Nach Ansicht einer Freundin hängt dieses Unwissen mit dem Unterschied zwischen der lesbischen Identität und der lesbischen Aktivität zusammen, der an einer Stelle des Buches erklärt wird. Diesen Unterschied gäbe es heute mehr denn je, meinte sie und fügte hinzu: »Lesarion steht für lesbische Aktivität ohne jeden politischen Anspruch und der Lesbenring für lesbische Identität.«

Weshalb meine Protagonistin Billie sich so verkürzt ausdrückt, liegt an Sätzen wie diesen:

»Alle Frauen sind Lesbierinnen, außer denen, die es nicht wissen, natürlich sind die‘s auch, wissen es nur nicht, jedenfalls bin ich eine Frau die Lesbierin ist, weil ich eine Frau bin und eine Frau die sich selbst ursprünglich liebt, die andere Frauen ist, ist eine Lesbierin, eine Frau, die Frauen liebt …« usw.

Bandwurmsätze ohne Kommata, Assoziationsketten, Gedankensprünge, Tagebucheinträge, Artikel … es kostet Nerven, sich durch dieses Buch zu arbeiten.

Das liege an der miserablen deutschen Übersetzung, erklärte mir mal eine Frau. Ob sie recht hat, kann ich nicht beurteilen. Meine Fähigkeiten lange angloamerikanische Texte im Original zu lesen, sind begrenzt, mir fehlt das Gefühl für die Feinheiten. Als ich vor Jahren im Berliner Spinnboden einmal den Originaltext in der Hand hatte, kam er mir ebenso chaotisch vor wie die deutsche Übersetzung.

Dennoch war Jill Johnstons Buch mein Aha-Erlebnis, in Bezug auf mein Leben als feministische Lesbe noch heute das wichtigste Buch in meinem Regal.

In »Lesben Nation« fand ich endlich die Erklärungen, nach denen ich so lange bereits gesucht hatte. Antworten auf Fragen, die mir die heterosexuell dominierte Frauenbewegung nicht geben konnte und teilweise auch nicht geben wollte.

»Alle feministischen Ziele – wie Abtreibung, Kinderbetreuung, Prostitution, politische Vertretung, gleicher Lohn sind Ziele in Bezug auf den Mann«,

schreibt Jill Johnston und erklärt damit, weshalb heterosexuelle und lesbische Feministinnen die Welt aus verschiedenen Perspektiven betrachten und die Zusammenarbeit oft so schwierig bzw. an bestimmten Punkten immer wieder scheitert.

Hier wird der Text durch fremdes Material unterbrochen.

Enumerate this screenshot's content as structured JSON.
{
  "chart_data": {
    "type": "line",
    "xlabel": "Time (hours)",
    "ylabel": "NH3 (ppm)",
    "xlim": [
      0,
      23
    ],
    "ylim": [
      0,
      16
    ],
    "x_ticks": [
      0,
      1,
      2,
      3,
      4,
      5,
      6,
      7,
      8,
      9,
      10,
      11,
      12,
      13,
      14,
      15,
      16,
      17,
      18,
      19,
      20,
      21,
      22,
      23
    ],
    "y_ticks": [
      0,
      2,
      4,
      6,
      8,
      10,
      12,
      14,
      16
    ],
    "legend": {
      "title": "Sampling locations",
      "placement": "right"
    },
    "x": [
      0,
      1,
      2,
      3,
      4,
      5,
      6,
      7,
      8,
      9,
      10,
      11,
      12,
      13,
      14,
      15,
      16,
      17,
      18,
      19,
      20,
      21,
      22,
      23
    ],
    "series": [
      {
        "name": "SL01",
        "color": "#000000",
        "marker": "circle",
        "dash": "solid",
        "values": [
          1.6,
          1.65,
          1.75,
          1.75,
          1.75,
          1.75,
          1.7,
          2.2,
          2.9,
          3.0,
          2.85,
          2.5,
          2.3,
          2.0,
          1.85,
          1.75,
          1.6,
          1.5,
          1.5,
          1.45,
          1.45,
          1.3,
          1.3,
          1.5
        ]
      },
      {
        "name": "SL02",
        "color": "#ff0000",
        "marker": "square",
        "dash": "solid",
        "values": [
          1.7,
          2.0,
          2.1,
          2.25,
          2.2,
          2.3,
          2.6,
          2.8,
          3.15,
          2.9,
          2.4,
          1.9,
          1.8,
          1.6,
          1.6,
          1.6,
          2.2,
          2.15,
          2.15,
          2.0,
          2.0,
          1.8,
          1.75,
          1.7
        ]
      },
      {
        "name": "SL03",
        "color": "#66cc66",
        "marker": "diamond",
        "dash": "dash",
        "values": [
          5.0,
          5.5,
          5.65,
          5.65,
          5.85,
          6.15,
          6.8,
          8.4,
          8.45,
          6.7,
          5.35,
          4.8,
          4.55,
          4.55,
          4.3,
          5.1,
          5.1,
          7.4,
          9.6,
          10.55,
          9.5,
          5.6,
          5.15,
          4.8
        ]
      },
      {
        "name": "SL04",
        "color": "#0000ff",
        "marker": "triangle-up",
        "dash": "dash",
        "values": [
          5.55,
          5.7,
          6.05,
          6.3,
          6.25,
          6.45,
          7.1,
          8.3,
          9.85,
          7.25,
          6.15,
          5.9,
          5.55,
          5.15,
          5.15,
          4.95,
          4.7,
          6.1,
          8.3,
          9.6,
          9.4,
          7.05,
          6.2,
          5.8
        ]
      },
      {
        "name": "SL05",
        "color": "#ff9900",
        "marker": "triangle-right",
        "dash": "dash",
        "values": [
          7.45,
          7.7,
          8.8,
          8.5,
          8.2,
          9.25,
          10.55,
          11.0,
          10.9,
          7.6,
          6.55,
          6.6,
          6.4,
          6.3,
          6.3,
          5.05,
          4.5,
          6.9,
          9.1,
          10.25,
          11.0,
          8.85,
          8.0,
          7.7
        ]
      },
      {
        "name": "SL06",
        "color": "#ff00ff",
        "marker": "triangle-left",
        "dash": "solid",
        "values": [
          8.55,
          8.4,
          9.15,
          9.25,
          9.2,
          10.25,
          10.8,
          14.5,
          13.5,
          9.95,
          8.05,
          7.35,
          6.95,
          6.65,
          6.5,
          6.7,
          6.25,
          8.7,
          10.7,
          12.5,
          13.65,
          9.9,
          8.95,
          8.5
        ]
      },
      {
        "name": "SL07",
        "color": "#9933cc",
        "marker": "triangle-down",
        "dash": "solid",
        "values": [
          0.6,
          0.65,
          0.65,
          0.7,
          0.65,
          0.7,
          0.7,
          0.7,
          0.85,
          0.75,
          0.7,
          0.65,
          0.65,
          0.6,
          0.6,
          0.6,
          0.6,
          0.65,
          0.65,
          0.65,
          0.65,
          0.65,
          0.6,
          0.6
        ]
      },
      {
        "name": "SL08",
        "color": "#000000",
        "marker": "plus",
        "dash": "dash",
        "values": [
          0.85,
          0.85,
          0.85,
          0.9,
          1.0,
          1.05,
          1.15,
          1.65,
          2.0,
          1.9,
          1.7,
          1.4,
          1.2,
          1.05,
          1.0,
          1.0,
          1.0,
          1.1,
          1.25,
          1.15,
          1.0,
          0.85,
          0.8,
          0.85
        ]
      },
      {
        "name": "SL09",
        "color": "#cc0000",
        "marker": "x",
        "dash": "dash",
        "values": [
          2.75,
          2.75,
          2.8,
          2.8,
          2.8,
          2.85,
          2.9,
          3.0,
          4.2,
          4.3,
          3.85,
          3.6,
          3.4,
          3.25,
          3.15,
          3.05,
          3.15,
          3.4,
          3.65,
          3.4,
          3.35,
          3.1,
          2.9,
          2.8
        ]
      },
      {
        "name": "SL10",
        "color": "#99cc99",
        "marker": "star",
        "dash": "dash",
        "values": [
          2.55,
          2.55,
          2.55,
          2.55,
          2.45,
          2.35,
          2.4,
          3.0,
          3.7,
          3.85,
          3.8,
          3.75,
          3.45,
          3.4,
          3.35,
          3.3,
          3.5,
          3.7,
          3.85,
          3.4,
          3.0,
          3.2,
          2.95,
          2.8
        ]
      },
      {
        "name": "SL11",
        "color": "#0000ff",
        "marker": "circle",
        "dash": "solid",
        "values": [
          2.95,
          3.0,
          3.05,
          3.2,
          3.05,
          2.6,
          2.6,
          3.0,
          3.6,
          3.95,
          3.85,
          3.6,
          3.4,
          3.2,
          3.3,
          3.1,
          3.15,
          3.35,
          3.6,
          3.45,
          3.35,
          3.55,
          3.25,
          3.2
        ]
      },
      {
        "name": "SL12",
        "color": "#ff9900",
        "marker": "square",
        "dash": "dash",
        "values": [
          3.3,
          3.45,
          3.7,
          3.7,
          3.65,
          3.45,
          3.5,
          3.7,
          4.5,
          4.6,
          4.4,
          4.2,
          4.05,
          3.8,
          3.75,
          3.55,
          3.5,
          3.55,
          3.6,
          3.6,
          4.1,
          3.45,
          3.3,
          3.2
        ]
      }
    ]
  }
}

»Ich kann zwischen meiner Unterdrückung als Frau und der als Lesbe nicht unterscheiden.«

Welche Lesbe, die sich darüber ernsthaft Gedanken gemacht, kann das denn heute auf Anhieb? Jeder dumme Spruch, jede Diskriminierung muss erst mal darauf abgeklopft werden, ob es nun der Frau, der Lesbe oder beiden galt. Heterosexuelle Feministinnen halten sich aus dieser Problematik meist heraus, viele realisieren nicht einmal, was passiert. Wenn sie sich selbst als Frau nicht betroffen fühlen, gilt das ihrer Meinung nach natürlich auch für Lesben – wie sich hier auf der Karnele gerade erst bei den Kommentaren zum Thema »Lesben und Gynäkologie« gezeigt hat.

»Die befreite politische Lesbierin ist nach üblichem Maßstab natürlich keine Frau mehr.«

Weil Frau sein immer im Zusammenhang mit Mann sein definiert wird …

Ich bin den Frauen vom Amazonen Frauenverlag, die 1976 mit viel Engagement und wenig Geld dieses Buch in Deutschland herausgebracht haben, sehr dankbar. Vielleicht findet sich ja mal Verlag, der das Risiko mit einer neuen Auflage eingehen wird.